Abstract

PIP: The pathophysiology, clinical aspects, medical, and surgical management of endotoxin shock are reviewed. In the primate, the pathophysiology of endotoxin shock is contributed to by selective vasopasm, disseminated intravascular coagulation, and reduced myocardial response to sympathetic stimuli. Studies in the baboon measured various parameters of hemodynamics and coagulation, catecholamines, and some biochemical changes following the injection of a single bolus of endotoxin. Hemodynamic studies pointed to the kidney as a primary target organ. Coagulation changes included alterations in factor XII and XIII (and others) and plasminogen. Deposition of fibrin was also noted.

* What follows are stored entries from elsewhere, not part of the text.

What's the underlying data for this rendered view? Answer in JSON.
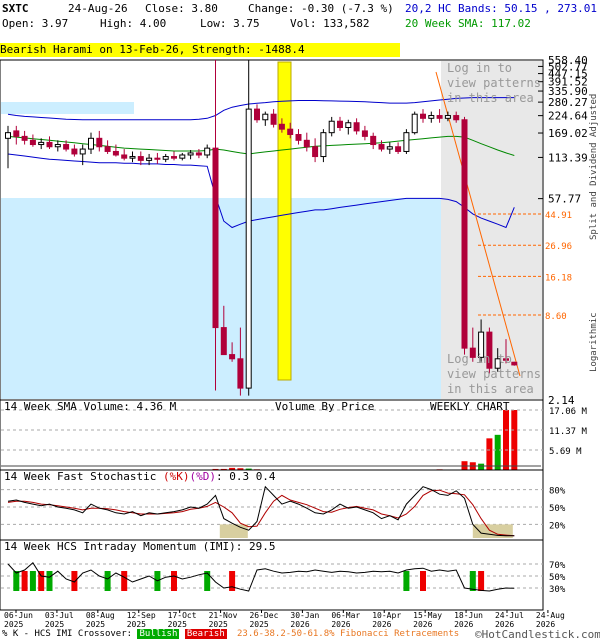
{
  "header": {
    "symbol": "SXTC",
    "date": "24-Aug-26",
    "close": "Close: 3.80",
    "change": "Change: -0.30 (-7.3 %)",
    "open": "Open: 3.97",
    "high": "High: 4.00",
    "low": "Low: 3.75",
    "volume": "Vol: 133,582",
    "bands": "20,2 HC Bands: 50.15 , 273.01",
    "sma": "20 Week SMA: 117.02"
  },
  "pattern_label": "Bearish Harami on 13-Feb-26, Strength: -1488.4",
  "watermark": [
    "Log in to",
    "view patterns",
    "in this area"
  ],
  "side_label_top": "Split and Dividend Adjusted",
  "side_label_bottom": "Logarithmic",
  "price_ticks": [
    "558.40",
    "502.77",
    "447.15",
    "391.52",
    "335.90",
    "280.27",
    "224.64",
    "169.02",
    "113.39",
    "57.77",
    "2.14"
  ],
  "fib_ticks": [
    "44.91",
    "26.96",
    "16.18",
    "8.60"
  ],
  "volume_panel": {
    "label": "14 Week SMA Volume: 4.36 M",
    "vbp_label": "Volume By Price",
    "chart_label": "WEEKLY CHART",
    "ticks": [
      "17.06 M",
      "11.37 M",
      "5.69 M"
    ]
  },
  "stoch_panel": {
    "label_prefix": "14 Week Fast Stochastic ",
    "label_k": "(%K)",
    "label_d": "(%D)",
    "label_values": ": 0.3  0.4",
    "ticks": [
      "80%",
      "50%",
      "20%"
    ]
  },
  "imi_panel": {
    "label": "14 Week HCS Intraday Momentum (IMI): 29.5",
    "ticks": [
      "70%",
      "50%",
      "30%"
    ]
  },
  "x_labels": [
    [
      "06-Jun",
      "2025"
    ],
    [
      "03-Jul",
      "2025"
    ],
    [
      "08-Aug",
      "2025"
    ],
    [
      "12-Sep",
      "2025"
    ],
    [
      "17-Oct",
      "2025"
    ],
    [
      "21-Nov",
      "2025"
    ],
    [
      "26-Dec",
      "2025"
    ],
    [
      "30-Jan",
      "2026"
    ],
    [
      "06-Mar",
      "2026"
    ],
    [
      "10-Apr",
      "2026"
    ],
    [
      "15-May",
      "2026"
    ],
    [
      "18-Jun",
      "2026"
    ],
    [
      "24-Jul",
      "2026"
    ],
    [
      "24-Aug",
      "2026"
    ]
  ],
  "footer": {
    "prefix": "% K - HCS IMI Crossover:",
    "bullish": "Bullish",
    "bearish": "Bearish",
    "fib": "23.6-38.2-50-61.8% Fibonacci Retracements",
    "copyright": "©HotCandlestick.com"
  },
  "colors": {
    "up": "#00aa00",
    "down": "#b0003a",
    "band": "#0000cc",
    "sma": "#008800",
    "fib": "#ff6600",
    "vbp": "#cceeff",
    "highlight": "#ffff00"
  },
  "chart_data": {
    "type": "candlestick",
    "scale": "logarithmic",
    "ylim": [
      2.14,
      558.4
    ],
    "pattern": {
      "name": "Bearish Harami",
      "date": "13-Feb-26",
      "strength": -1488.4
    },
    "candles": [
      {
        "o": 155,
        "h": 190,
        "l": 95,
        "c": 170
      },
      {
        "o": 175,
        "h": 190,
        "l": 140,
        "c": 160
      },
      {
        "o": 160,
        "h": 175,
        "l": 140,
        "c": 150
      },
      {
        "o": 150,
        "h": 165,
        "l": 135,
        "c": 140
      },
      {
        "o": 140,
        "h": 155,
        "l": 130,
        "c": 145
      },
      {
        "o": 145,
        "h": 160,
        "l": 130,
        "c": 135
      },
      {
        "o": 135,
        "h": 150,
        "l": 125,
        "c": 140
      },
      {
        "o": 140,
        "h": 150,
        "l": 125,
        "c": 130
      },
      {
        "o": 130,
        "h": 140,
        "l": 115,
        "c": 120
      },
      {
        "o": 120,
        "h": 140,
        "l": 100,
        "c": 130
      },
      {
        "o": 130,
        "h": 170,
        "l": 120,
        "c": 155
      },
      {
        "o": 155,
        "h": 175,
        "l": 125,
        "c": 135
      },
      {
        "o": 135,
        "h": 150,
        "l": 120,
        "c": 125
      },
      {
        "o": 125,
        "h": 140,
        "l": 115,
        "c": 118
      },
      {
        "o": 118,
        "h": 130,
        "l": 108,
        "c": 112
      },
      {
        "o": 112,
        "h": 125,
        "l": 105,
        "c": 115
      },
      {
        "o": 115,
        "h": 125,
        "l": 100,
        "c": 108
      },
      {
        "o": 108,
        "h": 120,
        "l": 100,
        "c": 112
      },
      {
        "o": 112,
        "h": 122,
        "l": 102,
        "c": 110
      },
      {
        "o": 110,
        "h": 120,
        "l": 105,
        "c": 115
      },
      {
        "o": 115,
        "h": 125,
        "l": 108,
        "c": 112
      },
      {
        "o": 112,
        "h": 122,
        "l": 108,
        "c": 118
      },
      {
        "o": 118,
        "h": 128,
        "l": 110,
        "c": 122
      },
      {
        "o": 122,
        "h": 130,
        "l": 112,
        "c": 118
      },
      {
        "o": 118,
        "h": 140,
        "l": 112,
        "c": 132
      },
      {
        "o": 132,
        "h": 558,
        "l": 2.5,
        "c": 7
      },
      {
        "o": 7,
        "h": 10,
        "l": 5,
        "c": 4.5
      },
      {
        "o": 4.5,
        "h": 5.5,
        "l": 4,
        "c": 4.2
      },
      {
        "o": 4.2,
        "h": 7,
        "l": 2.3,
        "c": 2.6
      },
      {
        "o": 2.6,
        "h": 558,
        "l": 2.3,
        "c": 250
      },
      {
        "o": 250,
        "h": 270,
        "l": 200,
        "c": 210
      },
      {
        "o": 210,
        "h": 240,
        "l": 190,
        "c": 230
      },
      {
        "o": 230,
        "h": 250,
        "l": 185,
        "c": 195
      },
      {
        "o": 195,
        "h": 215,
        "l": 170,
        "c": 180
      },
      {
        "o": 180,
        "h": 200,
        "l": 155,
        "c": 165
      },
      {
        "o": 165,
        "h": 180,
        "l": 140,
        "c": 150
      },
      {
        "o": 150,
        "h": 170,
        "l": 125,
        "c": 135
      },
      {
        "o": 135,
        "h": 155,
        "l": 105,
        "c": 115
      },
      {
        "o": 115,
        "h": 180,
        "l": 105,
        "c": 170
      },
      {
        "o": 170,
        "h": 220,
        "l": 160,
        "c": 205
      },
      {
        "o": 205,
        "h": 220,
        "l": 175,
        "c": 185
      },
      {
        "o": 185,
        "h": 210,
        "l": 165,
        "c": 200
      },
      {
        "o": 200,
        "h": 215,
        "l": 165,
        "c": 175
      },
      {
        "o": 175,
        "h": 190,
        "l": 150,
        "c": 160
      },
      {
        "o": 160,
        "h": 170,
        "l": 130,
        "c": 140
      },
      {
        "o": 140,
        "h": 150,
        "l": 125,
        "c": 130
      },
      {
        "o": 130,
        "h": 145,
        "l": 120,
        "c": 135
      },
      {
        "o": 135,
        "h": 145,
        "l": 120,
        "c": 125
      },
      {
        "o": 125,
        "h": 180,
        "l": 120,
        "c": 170
      },
      {
        "o": 170,
        "h": 240,
        "l": 165,
        "c": 230
      },
      {
        "o": 230,
        "h": 250,
        "l": 200,
        "c": 215
      },
      {
        "o": 215,
        "h": 240,
        "l": 200,
        "c": 225
      },
      {
        "o": 225,
        "h": 250,
        "l": 200,
        "c": 215
      },
      {
        "o": 215,
        "h": 240,
        "l": 205,
        "c": 225
      },
      {
        "o": 225,
        "h": 240,
        "l": 200,
        "c": 210
      },
      {
        "o": 210,
        "h": 220,
        "l": 4.5,
        "c": 5
      },
      {
        "o": 5,
        "h": 7,
        "l": 4,
        "c": 4.3
      },
      {
        "o": 4.3,
        "h": 8,
        "l": 4,
        "c": 6.5
      },
      {
        "o": 6.5,
        "h": 7,
        "l": 3.3,
        "c": 3.6
      },
      {
        "o": 3.6,
        "h": 5,
        "l": 3.4,
        "c": 4.2
      },
      {
        "o": 4.2,
        "h": 5.8,
        "l": 3.9,
        "c": 4.1
      },
      {
        "o": 3.97,
        "h": 4.0,
        "l": 3.75,
        "c": 3.8
      }
    ],
    "bollinger_upper": [
      230,
      225,
      222,
      220,
      218,
      216,
      214,
      212,
      211,
      210,
      210,
      210,
      210,
      210,
      210,
      210,
      210,
      210,
      210,
      210,
      210,
      210,
      210,
      212,
      215,
      225,
      245,
      258,
      265,
      272,
      275,
      278,
      282,
      284,
      286,
      288,
      288,
      288,
      287,
      286,
      285,
      284,
      283,
      282,
      280,
      278,
      276,
      276,
      276,
      278,
      282,
      286,
      290,
      294,
      298,
      300,
      302,
      302,
      302,
      302,
      302,
      302
    ],
    "sma20": [
      160,
      158,
      156,
      154,
      152,
      150,
      148,
      146,
      144,
      142,
      140,
      138,
      136,
      134,
      132,
      131,
      130,
      129,
      128,
      127,
      126,
      126,
      126,
      126,
      127,
      130,
      128,
      125,
      122,
      120,
      122,
      124,
      126,
      128,
      130,
      132,
      134,
      136,
      137,
      138,
      139,
      140,
      141,
      142,
      143,
      144,
      146,
      148,
      150,
      152,
      154,
      156,
      158,
      160,
      160,
      158,
      150,
      142,
      135,
      128,
      122,
      117.02
    ],
    "bollinger_lower": [
      120,
      118,
      116,
      114,
      112,
      110,
      109,
      108,
      107,
      106,
      105,
      104,
      104,
      104,
      103,
      103,
      102,
      102,
      102,
      101,
      101,
      100,
      100,
      99,
      98,
      60,
      40,
      36,
      38,
      40,
      41,
      42,
      43,
      44,
      45,
      46,
      47,
      48,
      48,
      49,
      50,
      51,
      52,
      53,
      54,
      55,
      56,
      57,
      58,
      58,
      58,
      58,
      58,
      57,
      55,
      50,
      45,
      42,
      40,
      38,
      36,
      50.15
    ],
    "fib_levels": [
      44.91,
      26.96,
      16.18,
      8.6
    ],
    "volume": [
      0,
      0,
      0,
      0,
      0,
      0,
      0,
      0,
      0,
      0,
      0,
      0,
      0,
      0,
      0,
      0,
      0,
      0,
      0,
      0,
      0,
      0,
      0,
      0,
      0,
      0.3,
      0.3,
      0.6,
      0.5,
      0.4,
      0.2,
      0.1,
      0.1,
      0.1,
      0.1,
      0.1,
      0.1,
      0.1,
      0.1,
      0.1,
      0.1,
      0.1,
      0.1,
      0.1,
      0.1,
      0.1,
      0.1,
      0.1,
      0.1,
      0.1,
      0.1,
      0.1,
      0.2,
      0.1,
      0.1,
      2.5,
      2.2,
      1.8,
      9.0,
      10.0,
      17.06,
      17.06
    ],
    "stoch_k": [
      60,
      62,
      58,
      55,
      52,
      55,
      50,
      48,
      45,
      40,
      55,
      48,
      45,
      40,
      38,
      42,
      35,
      40,
      38,
      40,
      42,
      45,
      50,
      48,
      55,
      70,
      30,
      22,
      15,
      10,
      25,
      85,
      70,
      55,
      60,
      55,
      48,
      40,
      38,
      45,
      55,
      48,
      50,
      45,
      40,
      30,
      35,
      28,
      55,
      70,
      85,
      80,
      72,
      70,
      78,
      65,
      20,
      5,
      3,
      1,
      0.5,
      0.3
    ],
    "stoch_d": [
      58,
      60,
      60,
      58,
      55,
      54,
      52,
      50,
      48,
      45,
      48,
      48,
      47,
      45,
      42,
      40,
      38,
      38,
      38,
      39,
      40,
      42,
      46,
      48,
      51,
      58,
      50,
      40,
      22,
      16,
      17,
      40,
      60,
      70,
      62,
      58,
      54,
      48,
      42,
      41,
      46,
      49,
      51,
      48,
      45,
      38,
      35,
      31,
      38,
      51,
      70,
      78,
      79,
      74,
      73,
      71,
      54,
      30,
      10,
      3,
      1.6,
      0.4
    ],
    "imi": [
      70,
      55,
      60,
      72,
      50,
      48,
      58,
      45,
      40,
      55,
      60,
      50,
      45,
      55,
      48,
      40,
      45,
      50,
      42,
      48,
      50,
      45,
      48,
      52,
      55,
      40,
      30,
      32,
      28,
      25,
      60,
      62,
      58,
      55,
      56,
      58,
      57,
      60,
      58,
      56,
      58,
      57,
      55,
      56,
      58,
      57,
      58,
      55,
      60,
      62,
      63,
      58,
      60,
      58,
      60,
      30,
      28,
      26,
      25,
      28,
      30,
      29.5
    ],
    "crossovers_bullish": [
      1,
      3,
      5,
      12,
      18,
      24,
      48,
      56
    ],
    "crossovers_bearish": [
      2,
      4,
      8,
      14,
      20,
      27,
      50,
      57
    ]
  }
}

Neurohormonal studies using tritiated norepinephrine showed a sharp rise in catecholamines 3 minutes after injection of endotoxin followed by a return to normal within 120 minutes, confirming the role of vasopasm in reducing renal perfusion early in shock. Prevention of septic shock is the best way to eradicate the extremely high reported mortality rates; infected abortion, chorioamnionitis, and pyelonephritis should all be warning signals. Methods of monitoring the patient in septic shock with special attention to blood pressure, central venous pressure, blood volume changes, and urinary output are discussed. Early surgical intervention and the proper use of vasomotor drugs and corticosteroids enhance patient survival.